After the traumas surrounding two royal marriages, the Windsor Castle fire and the contentious issue of whether the Queen should pay taxes, it seemed impossible that the plot could thicken further. But we had not seen the half of it.

Last weekend it was announced that the Princess Royal, who divorced her first husband Captain Mark Phillips, is to marry Commander Tim Laurence in Scotland today. It seemed that it might be a rare happy week for the royals.

This was instantly followed by speculation about whether the Queen Mother, who has taken a dim view of divorce since Edward VIII abdicated to marry Wallis Simpson, would attend. Finally she said that she would.

By this time the Prince and Princess of Wales had announced they were to separate, sending royalists and republicans into frenzied speculation about the future of the monarchy. The press dragged out all the old wedding photographs and ran them under 'the end of the fairytale' headlines.

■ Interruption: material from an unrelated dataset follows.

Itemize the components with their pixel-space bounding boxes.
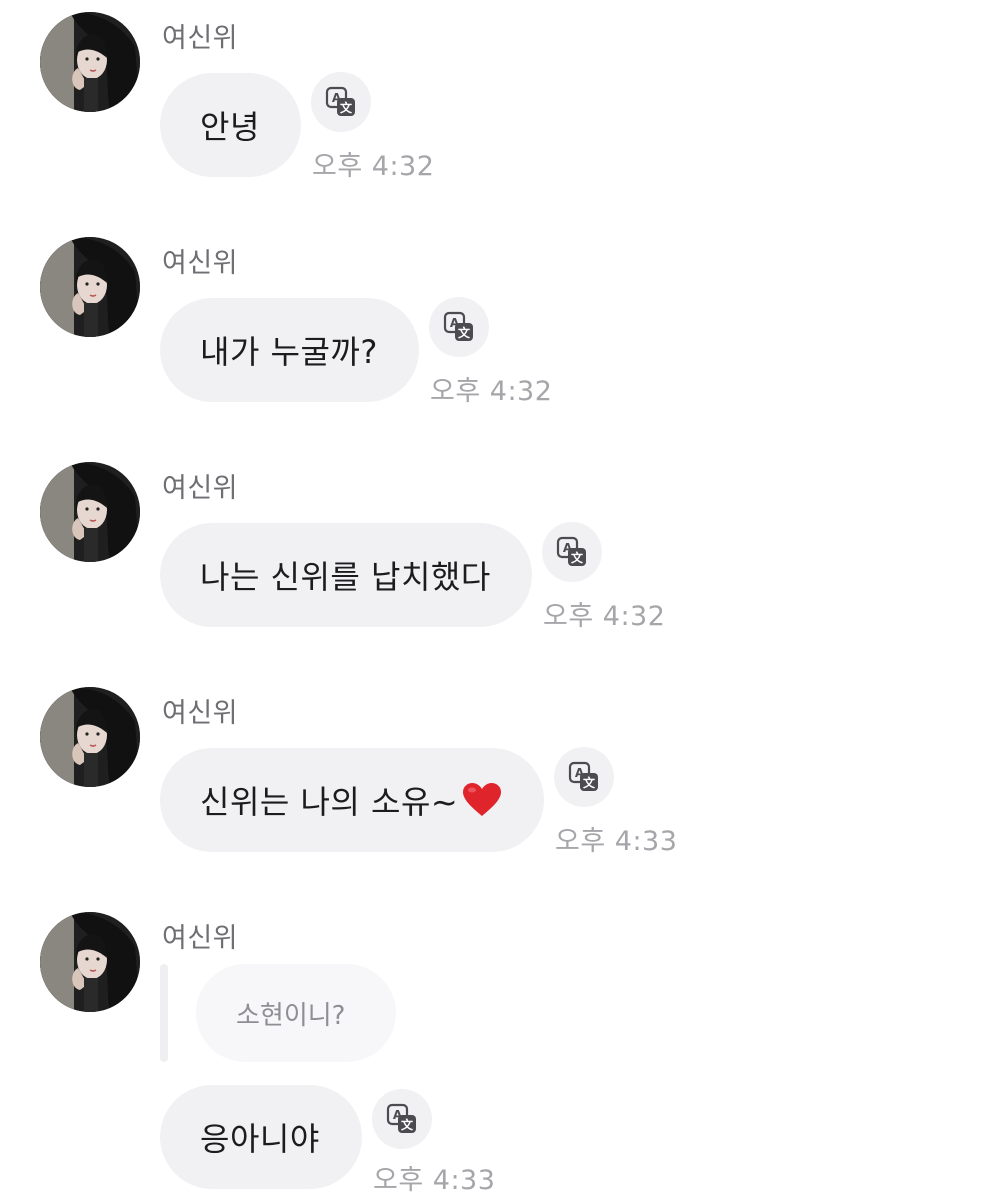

But all good dramas need some sub-plots and the Duchess of York, in disgrace since she was photographed topless with John Bryan by a swimming pool, provided this. She and Mr Bryan won pounds 90,500 damages in France on Wednesday for breach of privacy.

A bemused nation, some utterly exhausted news editors and the Queen, who has called 1992 her annus horribilis, are all waiting to see how the plot unfolds.

One can only hope that the royal separation is less stressful than that of Bill and Anne Garwood, who were married for 31 years. When she walked out on him he spent pounds 50,000 hiring private detectives who eventually tracked her down to Leominster in Hereford and Worcester.

Mr Garwood could not believe it when he found that the house next to hers was for sale and promptly bought it. His wife was equally incredulous and won a court order banning him from staying in his house at nights.

The uncharacteristic domestic harmony within the Labour Party since the election of John Smith as its leader is also beginning to show signs of strain. A pressure group called the Labour Co-ordinating Committee castigated his laid-back approach and demanded 'a firm lead'.

This is certainly the approach favoured by the leaders of Muslim and Hindu communities in Britain who have been urging their followers to show restraint in the wake of the demolition of the mosque at Ayodhya in India by Hindu fanatics. A series of attacks on mosques and temples have taken place here.